That song has been playing in my head for days because I am actually having the time of my life. Again. At long last and at my own disbelief.
Before leaving for my summer destination, I knew this trip was going to be a decisive one for me. I didn’t know how. What I did know was that I was going to have to face several of the foes who had so weakened me over the past year. After a heavy dozen months, I truly feared this unavoidable encounter. I felt any new attack on my person might bring me to my knees. And so, I entered the lion’s den with my head held high and a smile on my face, and contrary to all my expectations, I found the lions had reverted to the state of cubs. No swords were drawn, no venom spewed. I glided between the hurdles rather than jumping over them and I made my way out safely, gracefully and unscathed. I came out liberated and relieved, yet no battles had been fought and won. There simply had been no battle. Silence and polite smiles, however insincere, rid me of a burden that had been weighing me down for so many months.
Out I came, and on I went to stay with dear friends who took my hand and gave me their support, encouragement and, above all, faith that I could create again. The elusive faith in myself I had had so much of in the past, was slowly coming back. Day after day, we worked on my project for a screenplay, we discussed the storyline, the characters, the music, the atmosphere of the film. Its magical story was born in my mind three years ago, but had never quite taken shape. And with each answered question, with each detail analysed, my life force was coming back to me. Inch by inch, my self-esteem was growing, my posture was changing and my light started shining again. I thus spent precious days and nights on a beautiful island, immersed in a universe I was creating with the help of my friends, encountering exceptional individuals who were adding to the experience. And then on I went again, with the energy of Toy Story’s Buzz Lightyear as he shouts out: “To infinity… and beyond!”
Since then, I have been on an amazing ride, shedding burdens and wrinkles, worries and doubts, with each step I take. Where I had come to feel invisible, hidden under layers of self-doubt, disappointment, hurt and exhaustion, I am coming back to life, and how it shows! People are opening doors for me (both literally and figuratively), men and women alike are smiling at me, friends and acquaintances are showering me with invitations. I could say it feels like I am 27 again, and yet it’s not quite that. This is just as exhilarating, but I have left naivety behind and just kept my undying idealism.

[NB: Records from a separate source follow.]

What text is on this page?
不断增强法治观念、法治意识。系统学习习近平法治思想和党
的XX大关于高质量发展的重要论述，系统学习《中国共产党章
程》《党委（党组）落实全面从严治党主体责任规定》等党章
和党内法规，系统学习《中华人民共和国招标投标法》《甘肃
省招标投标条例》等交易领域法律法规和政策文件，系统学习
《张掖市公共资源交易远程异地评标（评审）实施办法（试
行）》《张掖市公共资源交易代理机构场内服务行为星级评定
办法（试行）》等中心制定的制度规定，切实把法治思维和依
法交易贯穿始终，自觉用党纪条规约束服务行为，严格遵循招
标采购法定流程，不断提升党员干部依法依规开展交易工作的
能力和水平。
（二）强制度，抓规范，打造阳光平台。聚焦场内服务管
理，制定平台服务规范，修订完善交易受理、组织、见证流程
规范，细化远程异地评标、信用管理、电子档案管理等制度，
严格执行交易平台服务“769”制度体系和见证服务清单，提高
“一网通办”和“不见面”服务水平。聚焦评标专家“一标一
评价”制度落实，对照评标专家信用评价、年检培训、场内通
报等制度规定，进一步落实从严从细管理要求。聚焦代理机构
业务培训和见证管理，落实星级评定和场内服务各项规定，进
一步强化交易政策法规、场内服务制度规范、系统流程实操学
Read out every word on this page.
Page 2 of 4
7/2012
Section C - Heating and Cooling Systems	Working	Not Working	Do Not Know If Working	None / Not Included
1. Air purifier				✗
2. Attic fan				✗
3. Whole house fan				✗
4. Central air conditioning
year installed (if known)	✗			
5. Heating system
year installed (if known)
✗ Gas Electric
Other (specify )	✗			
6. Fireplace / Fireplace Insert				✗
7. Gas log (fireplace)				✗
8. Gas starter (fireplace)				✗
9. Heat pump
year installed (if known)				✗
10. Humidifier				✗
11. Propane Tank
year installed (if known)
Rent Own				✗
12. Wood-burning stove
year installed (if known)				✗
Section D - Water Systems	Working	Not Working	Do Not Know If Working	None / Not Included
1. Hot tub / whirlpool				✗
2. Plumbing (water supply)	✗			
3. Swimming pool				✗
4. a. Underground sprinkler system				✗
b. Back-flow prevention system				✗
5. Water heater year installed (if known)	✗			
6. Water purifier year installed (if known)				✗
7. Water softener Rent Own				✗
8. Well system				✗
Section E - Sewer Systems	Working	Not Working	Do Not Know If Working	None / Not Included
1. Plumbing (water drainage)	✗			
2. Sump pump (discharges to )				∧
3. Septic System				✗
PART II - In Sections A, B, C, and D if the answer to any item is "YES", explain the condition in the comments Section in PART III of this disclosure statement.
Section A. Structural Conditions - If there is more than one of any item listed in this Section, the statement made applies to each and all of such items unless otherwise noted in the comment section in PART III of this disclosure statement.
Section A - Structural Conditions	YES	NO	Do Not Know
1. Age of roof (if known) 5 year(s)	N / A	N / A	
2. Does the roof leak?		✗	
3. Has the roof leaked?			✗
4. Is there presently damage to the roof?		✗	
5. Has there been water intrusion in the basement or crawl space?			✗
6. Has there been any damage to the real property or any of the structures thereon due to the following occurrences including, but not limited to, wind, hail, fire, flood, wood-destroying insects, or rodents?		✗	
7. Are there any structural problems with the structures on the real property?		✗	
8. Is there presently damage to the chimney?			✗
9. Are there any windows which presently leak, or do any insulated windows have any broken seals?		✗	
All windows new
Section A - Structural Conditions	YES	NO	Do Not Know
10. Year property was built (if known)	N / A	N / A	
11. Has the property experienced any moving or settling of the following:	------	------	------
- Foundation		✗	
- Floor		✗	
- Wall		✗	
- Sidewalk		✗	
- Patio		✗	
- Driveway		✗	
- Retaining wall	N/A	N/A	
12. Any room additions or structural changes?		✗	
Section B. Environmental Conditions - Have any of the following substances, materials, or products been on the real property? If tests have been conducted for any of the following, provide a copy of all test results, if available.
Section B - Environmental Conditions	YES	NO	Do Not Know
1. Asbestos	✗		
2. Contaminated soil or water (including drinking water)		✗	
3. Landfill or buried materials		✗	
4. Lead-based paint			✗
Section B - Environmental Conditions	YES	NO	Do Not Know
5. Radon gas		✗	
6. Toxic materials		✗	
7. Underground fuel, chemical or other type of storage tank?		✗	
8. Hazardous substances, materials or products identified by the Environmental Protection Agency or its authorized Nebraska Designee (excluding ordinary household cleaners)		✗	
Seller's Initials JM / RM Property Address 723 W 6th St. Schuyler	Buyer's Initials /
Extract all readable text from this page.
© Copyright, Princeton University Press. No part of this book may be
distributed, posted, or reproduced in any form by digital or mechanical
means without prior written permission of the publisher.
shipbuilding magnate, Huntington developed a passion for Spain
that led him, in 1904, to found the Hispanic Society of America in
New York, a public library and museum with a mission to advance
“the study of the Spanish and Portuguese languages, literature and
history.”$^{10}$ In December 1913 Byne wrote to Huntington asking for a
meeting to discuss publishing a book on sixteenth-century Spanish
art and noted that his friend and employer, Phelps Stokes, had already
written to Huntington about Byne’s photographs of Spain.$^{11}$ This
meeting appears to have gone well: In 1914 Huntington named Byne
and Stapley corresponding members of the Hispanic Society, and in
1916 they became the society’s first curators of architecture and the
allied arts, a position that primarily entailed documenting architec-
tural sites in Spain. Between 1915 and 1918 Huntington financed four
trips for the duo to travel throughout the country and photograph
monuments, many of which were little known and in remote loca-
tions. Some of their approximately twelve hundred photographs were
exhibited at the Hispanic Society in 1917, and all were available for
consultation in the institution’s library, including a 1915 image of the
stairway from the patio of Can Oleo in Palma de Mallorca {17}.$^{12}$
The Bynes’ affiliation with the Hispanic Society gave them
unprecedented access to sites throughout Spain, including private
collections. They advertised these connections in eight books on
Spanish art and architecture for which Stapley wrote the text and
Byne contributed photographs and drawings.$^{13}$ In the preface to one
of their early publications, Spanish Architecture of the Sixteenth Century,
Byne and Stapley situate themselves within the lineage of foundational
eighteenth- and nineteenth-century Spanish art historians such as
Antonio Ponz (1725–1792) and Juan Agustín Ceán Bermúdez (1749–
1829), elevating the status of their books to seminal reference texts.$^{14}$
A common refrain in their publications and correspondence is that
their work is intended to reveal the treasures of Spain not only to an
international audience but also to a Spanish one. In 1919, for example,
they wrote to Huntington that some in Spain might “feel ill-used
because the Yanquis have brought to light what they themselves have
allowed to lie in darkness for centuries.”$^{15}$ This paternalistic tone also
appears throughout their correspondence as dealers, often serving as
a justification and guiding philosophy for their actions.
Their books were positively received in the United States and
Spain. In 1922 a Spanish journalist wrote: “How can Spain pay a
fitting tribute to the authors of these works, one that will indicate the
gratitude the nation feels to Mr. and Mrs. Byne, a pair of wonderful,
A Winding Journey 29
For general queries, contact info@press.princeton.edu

To be sure, this fabulous phase will pass, as have the heavy ones. But I am tasting each drop of this sweet nectar, which I sometimes doubted I would ever taste again. Once more in my life, I am Woman. Not A woman, not ANY woman. Woman. The one I discovered hidden inside me when I moved to Montreal. The one who had sprung from the starry-eyed exuberant little girl I once was. The one who is reconnecting with her intellect, her emotions and her body.
A few months ago, I wrote of the gratitude I knew I should feel, but couldn’t. Today, I can. I am grateful for each person who has been crossing my path these last few weeks and igniting fire after fire, whether in my mind or my soul. I am even more grateful to all who have been with me, walking alongside me, during these heavy months. Today, I don’t only know that I am blessed, I can feel it too.
And so, I end this reflection on a contented note. Whatever Life has thrown my way or gifted me with lately, I have always known the sun would shine on me again. Now it has and it is. And I am oh so grateful.